At the crest of the bridge, Lena turned, just for a second, to look at me. Her expression – impatience, perhaps just a hint of pity – was so like yours that I shivered. I clenched my fists together and bit my lip: I cannot be afraid of her! She’s just a child.
My feet hurt. I could feel the prickle of sweat at my hairline, I wanted to rip the fabric of my shirt, I wanted to rip my skin. I could see a small crowd gathered in the car park in front of the church, they were turning now, turning towards us, watching our approach. I thought about how it would feel to pitch myself over the stone walls: terrifying, yes, but only for a short while. I could slip down into the mud and let the water close over my head; it would be such a relief to feel cold, to be unseen.

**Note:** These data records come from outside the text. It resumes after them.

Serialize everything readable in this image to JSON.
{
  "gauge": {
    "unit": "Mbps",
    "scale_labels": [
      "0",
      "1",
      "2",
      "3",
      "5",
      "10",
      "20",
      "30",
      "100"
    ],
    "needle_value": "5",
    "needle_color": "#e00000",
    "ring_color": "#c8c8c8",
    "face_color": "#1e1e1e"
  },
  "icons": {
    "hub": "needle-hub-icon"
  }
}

Inside, Lena and I sat side by side (a foot apart) in the front pew. The church was full. Somewhere behind us, a woman sobbed, on and on, as though her heart were broken. The vicar talked about your life, he listed your achievements, he spoke of your devotion to your daughter. I was mentioned in passing. I was the one who had given him the information, so I suppose I couldn’t complain that his speech felt perfunctory. I could have said something myself, perhaps I should have done, but I couldn’t think how I could talk about you without betraying something – you, or myself, or the truth.

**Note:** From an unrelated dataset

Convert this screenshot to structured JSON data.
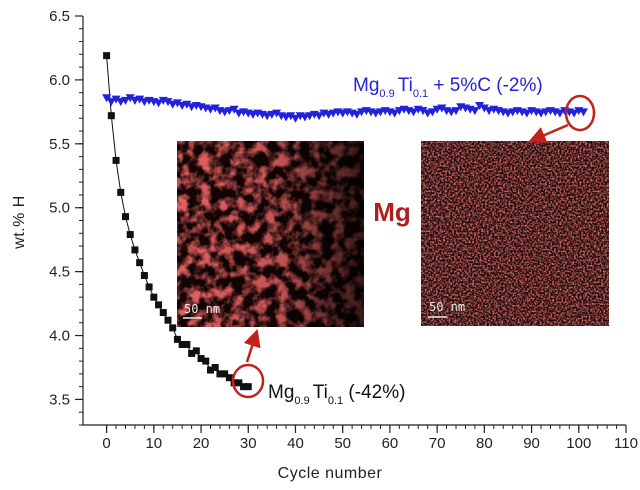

The service finished abruptly, and before I knew it Lena was getting to her feet. I followed her along the aisle, the heat of attention turned towards us somehow threatening, not heartening. I tried not to see the faces around me, but I couldn’t help myself: the crying woman, her face crumpled and red, Sean Townsend, his eyes meeting mine, a young man with head bowed, a teenager laughing behind his fist. A violent man. I stopped suddenly, and the woman behind me stepped on my heel. ‘Sorry, sorry,’ she muttered, manoeuvring past. I didn’t move, didn’t breathe, couldn’t swallow, my insides turning to liquid. It was him.